New center to combat identity theft
- By Wade-Hahn Chan
- Jun 28, 2006
Federal agencies, private companies and academic institutions have joined to establish a research center to combat identity fraud and theft.
The Center for Identity Management and Information Protection (CIMIP) will focus on issues such as identity management, information sharing and data protection. This development is in light of a slew of cases involving government and industry identity theft, the latest being a breach at the Agriculture Department that exposed the personal information of 26,000 current and retired USDA employees and contractors in the Washington, D.C., area.
CIMIP “brings together top minds from academia, business and law enforcement to help protect personal data through a coordinated research and education effort,” said Rep. Sherwood Boehlert (R-N.Y.), chairman of the House Science Committee. “I am confidence this new national center will give us better, more powerful tools to combat the pernicious threat of ID theft.” The center’s establishment was announced at a conference held this morning at the National Press Club.
CIMIP will be located at Utica College in Utica, N.Y. The center’s initial funding will be $500,000, half of which will come from federal grants and the other half from corporate donations. Gary Gordon, a professor of economic crime management at the college, will head the center. The first research grant is expected to come from a Justice Department division Aug. 1.

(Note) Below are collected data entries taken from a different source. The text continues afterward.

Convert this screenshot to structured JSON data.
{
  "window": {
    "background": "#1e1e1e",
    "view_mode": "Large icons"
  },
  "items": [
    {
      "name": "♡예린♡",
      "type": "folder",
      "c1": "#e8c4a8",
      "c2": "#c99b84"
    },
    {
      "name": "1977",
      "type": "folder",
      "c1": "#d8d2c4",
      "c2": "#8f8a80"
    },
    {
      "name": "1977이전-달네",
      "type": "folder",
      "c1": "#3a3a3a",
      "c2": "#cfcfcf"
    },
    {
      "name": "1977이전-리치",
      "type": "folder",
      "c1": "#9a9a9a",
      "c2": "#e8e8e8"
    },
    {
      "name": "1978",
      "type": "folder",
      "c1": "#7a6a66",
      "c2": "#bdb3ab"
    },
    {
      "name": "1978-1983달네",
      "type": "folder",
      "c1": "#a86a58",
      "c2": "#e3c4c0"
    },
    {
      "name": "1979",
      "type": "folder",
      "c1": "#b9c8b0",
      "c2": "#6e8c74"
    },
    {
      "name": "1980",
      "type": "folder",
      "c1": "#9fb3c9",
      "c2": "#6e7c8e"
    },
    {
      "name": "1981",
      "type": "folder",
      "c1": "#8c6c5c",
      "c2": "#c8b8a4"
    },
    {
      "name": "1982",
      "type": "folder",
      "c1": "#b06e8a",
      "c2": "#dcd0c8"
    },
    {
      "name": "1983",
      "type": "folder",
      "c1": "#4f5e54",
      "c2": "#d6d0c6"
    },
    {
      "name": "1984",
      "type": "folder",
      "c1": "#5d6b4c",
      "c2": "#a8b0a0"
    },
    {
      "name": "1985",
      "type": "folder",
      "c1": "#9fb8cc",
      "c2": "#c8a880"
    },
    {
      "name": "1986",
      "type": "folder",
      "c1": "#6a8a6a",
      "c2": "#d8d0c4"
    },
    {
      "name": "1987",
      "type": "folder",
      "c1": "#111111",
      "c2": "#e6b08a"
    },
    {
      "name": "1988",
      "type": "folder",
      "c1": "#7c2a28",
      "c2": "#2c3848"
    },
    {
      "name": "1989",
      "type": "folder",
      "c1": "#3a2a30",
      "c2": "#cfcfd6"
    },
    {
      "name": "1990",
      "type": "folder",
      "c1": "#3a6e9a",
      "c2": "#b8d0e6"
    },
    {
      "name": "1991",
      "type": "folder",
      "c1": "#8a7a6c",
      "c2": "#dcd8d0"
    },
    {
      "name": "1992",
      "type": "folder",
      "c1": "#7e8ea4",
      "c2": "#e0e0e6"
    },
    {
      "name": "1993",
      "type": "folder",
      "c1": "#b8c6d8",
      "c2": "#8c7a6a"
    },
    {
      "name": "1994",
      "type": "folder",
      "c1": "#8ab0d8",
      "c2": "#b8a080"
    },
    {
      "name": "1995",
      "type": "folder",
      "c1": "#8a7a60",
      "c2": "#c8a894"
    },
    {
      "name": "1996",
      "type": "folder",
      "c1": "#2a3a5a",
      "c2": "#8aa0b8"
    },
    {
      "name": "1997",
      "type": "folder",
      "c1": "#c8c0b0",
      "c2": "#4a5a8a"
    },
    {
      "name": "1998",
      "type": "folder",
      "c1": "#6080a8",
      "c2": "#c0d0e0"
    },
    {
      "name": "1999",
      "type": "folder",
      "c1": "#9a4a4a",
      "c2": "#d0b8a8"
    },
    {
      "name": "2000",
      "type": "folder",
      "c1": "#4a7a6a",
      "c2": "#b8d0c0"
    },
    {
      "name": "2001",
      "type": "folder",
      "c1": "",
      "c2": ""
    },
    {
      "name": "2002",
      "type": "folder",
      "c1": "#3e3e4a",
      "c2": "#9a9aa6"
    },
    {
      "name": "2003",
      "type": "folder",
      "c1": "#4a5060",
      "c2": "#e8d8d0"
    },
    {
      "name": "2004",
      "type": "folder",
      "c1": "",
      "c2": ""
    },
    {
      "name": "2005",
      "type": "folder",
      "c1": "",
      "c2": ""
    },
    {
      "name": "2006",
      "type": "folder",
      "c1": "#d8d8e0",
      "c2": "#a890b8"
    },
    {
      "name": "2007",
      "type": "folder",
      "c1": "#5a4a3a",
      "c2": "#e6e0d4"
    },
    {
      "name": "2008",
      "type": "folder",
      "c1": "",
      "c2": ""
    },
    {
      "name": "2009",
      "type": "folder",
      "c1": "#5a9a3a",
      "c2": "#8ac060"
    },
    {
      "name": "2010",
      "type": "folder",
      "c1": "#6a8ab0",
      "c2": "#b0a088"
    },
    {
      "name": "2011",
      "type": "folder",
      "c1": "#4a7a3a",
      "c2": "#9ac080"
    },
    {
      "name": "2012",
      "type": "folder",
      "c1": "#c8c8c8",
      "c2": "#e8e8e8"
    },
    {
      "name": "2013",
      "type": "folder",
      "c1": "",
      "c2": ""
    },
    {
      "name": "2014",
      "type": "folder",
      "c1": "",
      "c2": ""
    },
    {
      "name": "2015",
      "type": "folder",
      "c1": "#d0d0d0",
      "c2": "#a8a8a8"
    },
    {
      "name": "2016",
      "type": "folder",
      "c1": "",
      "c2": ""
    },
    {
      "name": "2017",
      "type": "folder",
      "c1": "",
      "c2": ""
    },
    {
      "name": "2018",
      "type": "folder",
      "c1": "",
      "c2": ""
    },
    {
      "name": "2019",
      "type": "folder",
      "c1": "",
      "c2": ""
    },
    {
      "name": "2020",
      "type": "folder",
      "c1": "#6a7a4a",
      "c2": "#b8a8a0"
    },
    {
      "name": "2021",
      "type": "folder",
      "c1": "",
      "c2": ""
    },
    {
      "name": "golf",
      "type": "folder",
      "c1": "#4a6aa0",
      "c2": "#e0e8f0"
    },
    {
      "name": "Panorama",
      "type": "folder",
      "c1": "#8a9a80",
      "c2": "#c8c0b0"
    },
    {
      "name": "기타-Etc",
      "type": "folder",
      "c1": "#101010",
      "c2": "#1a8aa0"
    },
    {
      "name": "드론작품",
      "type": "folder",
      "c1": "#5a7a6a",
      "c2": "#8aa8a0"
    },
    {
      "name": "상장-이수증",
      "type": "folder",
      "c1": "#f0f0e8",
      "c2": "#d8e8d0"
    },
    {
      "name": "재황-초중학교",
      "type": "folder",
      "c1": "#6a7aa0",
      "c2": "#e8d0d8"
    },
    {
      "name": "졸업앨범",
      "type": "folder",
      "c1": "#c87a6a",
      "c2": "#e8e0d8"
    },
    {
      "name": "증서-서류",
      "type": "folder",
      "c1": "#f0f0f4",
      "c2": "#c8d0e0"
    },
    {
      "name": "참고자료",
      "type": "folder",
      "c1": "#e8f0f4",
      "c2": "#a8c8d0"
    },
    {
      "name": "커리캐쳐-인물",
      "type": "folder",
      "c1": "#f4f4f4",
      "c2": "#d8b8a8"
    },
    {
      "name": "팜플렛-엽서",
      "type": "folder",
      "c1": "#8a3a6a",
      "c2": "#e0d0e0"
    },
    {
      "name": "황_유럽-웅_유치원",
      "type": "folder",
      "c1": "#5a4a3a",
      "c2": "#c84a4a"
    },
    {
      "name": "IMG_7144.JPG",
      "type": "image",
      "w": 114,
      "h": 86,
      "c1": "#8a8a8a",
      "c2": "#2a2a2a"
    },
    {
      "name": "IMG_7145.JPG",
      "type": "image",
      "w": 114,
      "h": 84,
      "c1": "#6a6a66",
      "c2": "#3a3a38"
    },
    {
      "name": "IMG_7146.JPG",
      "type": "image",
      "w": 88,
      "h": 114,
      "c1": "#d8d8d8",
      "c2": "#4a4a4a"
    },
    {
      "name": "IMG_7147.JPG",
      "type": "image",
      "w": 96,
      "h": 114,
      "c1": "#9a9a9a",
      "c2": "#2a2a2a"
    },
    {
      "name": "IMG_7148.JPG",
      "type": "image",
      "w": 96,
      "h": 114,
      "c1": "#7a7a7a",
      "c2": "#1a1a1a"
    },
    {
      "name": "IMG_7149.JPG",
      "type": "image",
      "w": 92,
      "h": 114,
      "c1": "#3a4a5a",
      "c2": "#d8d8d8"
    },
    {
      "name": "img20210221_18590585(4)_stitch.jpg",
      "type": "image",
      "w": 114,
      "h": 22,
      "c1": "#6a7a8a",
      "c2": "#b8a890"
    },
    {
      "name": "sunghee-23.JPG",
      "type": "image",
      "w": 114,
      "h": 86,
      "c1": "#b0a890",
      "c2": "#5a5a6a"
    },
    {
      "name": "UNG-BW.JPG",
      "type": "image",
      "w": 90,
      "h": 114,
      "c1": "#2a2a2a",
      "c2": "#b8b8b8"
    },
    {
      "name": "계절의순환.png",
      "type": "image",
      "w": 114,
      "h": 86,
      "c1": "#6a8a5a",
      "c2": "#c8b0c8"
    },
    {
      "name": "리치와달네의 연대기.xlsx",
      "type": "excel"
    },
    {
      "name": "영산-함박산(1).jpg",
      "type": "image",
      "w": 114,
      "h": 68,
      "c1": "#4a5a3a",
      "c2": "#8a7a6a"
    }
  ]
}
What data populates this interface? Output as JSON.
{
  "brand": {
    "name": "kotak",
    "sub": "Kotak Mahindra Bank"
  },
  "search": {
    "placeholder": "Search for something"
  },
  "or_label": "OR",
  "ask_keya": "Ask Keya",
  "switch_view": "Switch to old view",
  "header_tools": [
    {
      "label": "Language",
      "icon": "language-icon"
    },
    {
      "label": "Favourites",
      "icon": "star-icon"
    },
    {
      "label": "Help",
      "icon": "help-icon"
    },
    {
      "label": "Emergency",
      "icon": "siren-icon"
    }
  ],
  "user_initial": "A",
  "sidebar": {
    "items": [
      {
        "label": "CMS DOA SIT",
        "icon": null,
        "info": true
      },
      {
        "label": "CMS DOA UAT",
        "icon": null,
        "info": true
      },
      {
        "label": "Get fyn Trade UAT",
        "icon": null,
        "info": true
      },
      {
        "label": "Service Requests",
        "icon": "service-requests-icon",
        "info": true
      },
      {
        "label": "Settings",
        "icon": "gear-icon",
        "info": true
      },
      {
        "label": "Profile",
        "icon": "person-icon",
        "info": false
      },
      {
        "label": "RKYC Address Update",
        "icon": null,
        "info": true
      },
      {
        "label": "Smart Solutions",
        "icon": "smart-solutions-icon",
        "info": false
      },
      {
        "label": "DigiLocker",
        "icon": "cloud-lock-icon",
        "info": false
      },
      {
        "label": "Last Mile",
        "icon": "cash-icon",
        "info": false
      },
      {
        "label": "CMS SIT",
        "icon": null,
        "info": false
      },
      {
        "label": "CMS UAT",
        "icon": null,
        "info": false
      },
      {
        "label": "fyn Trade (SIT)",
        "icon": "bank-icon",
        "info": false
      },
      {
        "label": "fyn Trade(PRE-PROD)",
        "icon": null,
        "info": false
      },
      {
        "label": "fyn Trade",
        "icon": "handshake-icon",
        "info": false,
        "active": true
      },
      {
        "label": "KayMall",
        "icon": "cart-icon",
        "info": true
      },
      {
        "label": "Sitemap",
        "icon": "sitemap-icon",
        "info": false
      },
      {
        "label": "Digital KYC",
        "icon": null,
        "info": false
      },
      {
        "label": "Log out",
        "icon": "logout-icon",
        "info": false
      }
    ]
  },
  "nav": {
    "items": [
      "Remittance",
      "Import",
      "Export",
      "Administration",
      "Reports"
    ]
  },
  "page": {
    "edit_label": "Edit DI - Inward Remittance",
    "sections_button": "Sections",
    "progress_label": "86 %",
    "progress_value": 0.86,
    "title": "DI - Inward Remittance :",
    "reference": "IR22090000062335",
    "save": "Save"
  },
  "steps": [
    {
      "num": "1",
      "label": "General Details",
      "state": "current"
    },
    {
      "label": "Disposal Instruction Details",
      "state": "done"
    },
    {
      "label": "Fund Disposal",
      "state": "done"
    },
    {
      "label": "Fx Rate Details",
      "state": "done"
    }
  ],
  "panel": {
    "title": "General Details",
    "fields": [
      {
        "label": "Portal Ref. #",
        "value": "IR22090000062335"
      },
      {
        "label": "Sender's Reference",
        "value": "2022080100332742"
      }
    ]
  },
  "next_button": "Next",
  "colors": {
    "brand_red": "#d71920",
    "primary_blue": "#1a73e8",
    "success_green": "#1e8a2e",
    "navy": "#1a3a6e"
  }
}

Jim Peck, chief executive officer of LexisNexis’ Risk Management Division, said centralizing the data will help industry and academia provide technologies and practical solutions for law enforcement agents. LexisNexis and IBM are the corporate founders of the center.
A collaborative effort would produce better tools for catching cybercriminals, law enforcement officials said at the press briefing. “We need a unified approach to be successful,” said Brian Nagel, deputy director of the Secret Service.
“We’d love an opportunity to look at trends,” said Ray Morrow, acting assistant deputy director of the FBI’s Criminal Investigation Division. He said he believes law enforcement officials have not been able to see trends in cybercrime. “It gives us a chance to be proactive,” he added.